Speaking during the occasion, the minister of Road and Bridges Simon Mijok Mijak said that they are rising against time to get legal mandates in terms of Bills from the ministry of Justice and Constitutional Affairs in order to impose road tolls and other levies for the maintenance of the roads and bridges in the country.

He said that the Nimule road is an experience saying the security of the bridge is there biggest challenge citing that he must do justice here despite all negativity in the security sector.

“This is a policy we are advocating for in the ministry of roads and bridges. It is taking the public money and putting in the pockets of the ministry indirectly. This bridge may need the enforcement of Weight Bridge because the load is now 100 and over for the old bridge but the bridge is designed to take 56,” he said.

Mijok described master plan of the ministry of Roads and Bridges.

“Juba City is going to have five bridges of which we are already having the old and the new bridge so we are left with three more bridges to be constructed because we are moving to other locations as bridges in Bor and in Wau are soon completing in a month’s time.
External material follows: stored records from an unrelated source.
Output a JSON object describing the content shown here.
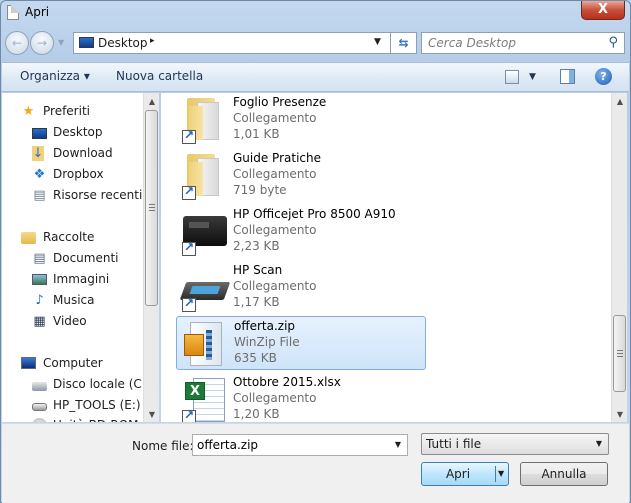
{
  "window": {
    "title": "Apri",
    "close_label": "X"
  },
  "navbar": {
    "back_icon": "back-arrow-icon",
    "forward_icon": "forward-arrow-icon",
    "address": {
      "location": "Desktop",
      "separator": "▸"
    },
    "search": {
      "placeholder": "Cerca Desktop",
      "value": ""
    }
  },
  "toolbar": {
    "organize_label": "Organizza ▾",
    "new_folder_label": "Nuova cartella",
    "help_label": "?"
  },
  "sidebar": {
    "groups": [
      {
        "label": "Preferiti",
        "icon": "star-icon",
        "items": [
          {
            "label": "Desktop",
            "icon": "desktop-icon"
          },
          {
            "label": "Download",
            "icon": "download-folder-icon"
          },
          {
            "label": "Dropbox",
            "icon": "dropbox-icon"
          },
          {
            "label": "Risorse recenti",
            "icon": "recent-places-icon"
          }
        ]
      },
      {
        "label": "Raccolte",
        "icon": "libraries-icon",
        "items": [
          {
            "label": "Documenti",
            "icon": "documents-icon"
          },
          {
            "label": "Immagini",
            "icon": "pictures-icon"
          },
          {
            "label": "Musica",
            "icon": "music-icon"
          },
          {
            "label": "Video",
            "icon": "video-icon"
          }
        ]
      },
      {
        "label": "Computer",
        "icon": "computer-icon",
        "items": [
          {
            "label": "Disco locale (C:)",
            "icon": "local-disk-icon"
          },
          {
            "label": "HP_TOOLS (E:)",
            "icon": "drive-icon"
          },
          {
            "label": "Unità BD-ROM (",
            "icon": "optical-drive-icon"
          }
        ]
      }
    ]
  },
  "files": [
    {
      "name": "Foglio Presenze",
      "type": "Collegamento",
      "size": "1,01 KB",
      "icon": "folder-shortcut-icon",
      "selected": false
    },
    {
      "name": "Guide Pratiche",
      "type": "Collegamento",
      "size": "719 byte",
      "icon": "folder-shortcut-icon",
      "selected": false
    },
    {
      "name": "HP Officejet Pro 8500 A910",
      "type": "Collegamento",
      "size": "2,23 KB",
      "icon": "printer-icon",
      "selected": false
    },
    {
      "name": "HP Scan",
      "type": "Collegamento",
      "size": "1,17 KB",
      "icon": "scanner-icon",
      "selected": false
    },
    {
      "name": "offerta.zip",
      "type": "WinZip File",
      "size": "635 KB",
      "icon": "zip-file-icon",
      "selected": true
    },
    {
      "name": "Ottobre 2015.xlsx",
      "type": "Collegamento",
      "size": "1,20 KB",
      "icon": "excel-file-icon",
      "selected": false
    }
  ],
  "footer": {
    "filename_label": "Nome file:",
    "filename_value": "offerta.zip",
    "filetype_value": "Tutti i file",
    "open_label": "Apri",
    "cancel_label": "Annulla"
  },
  "colors": {
    "selection_bg": "#cfe4fa",
    "selection_border": "#84acdd",
    "close_button": "#c7503a"
  }
}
As we are moving, the Luri is the next step of our celebration together with Haboba, Kabo, Kopuri and even Luri five somewhere part of the C4,” he noted.         

He added that the construction of this bridge will improve the mobility and operation of delivering safely and more reliable travel for motorists including pedestrians, and also the benefit gain directly through employment opportunities.

“To realize the potential of this bridge, there must be the Lologo by-pass and I am telling my people in Lologo that now the price of the land is even more than that of Munuki,” he said.

“As it is well known that road transport is fundamentally important for the development and growth of a nation, it plays a critical role in advancing industry, agriculture and trade by providing means of transportation of goods and services as well as enhancing poverty reduction by accessing communities locally and internationally,” he added.

The minister ever since the pre and post-independence of the country in 2011 considered an amount from both the government and development partners have been invested in rehabilitating roads network and bridges in both urban and rural sites of the country with one of them being the Freedom Bridge.

He added that the size of the bridge is 560 meters and it links up with the road in Luri based on the visibility study done by the JICA in 2007.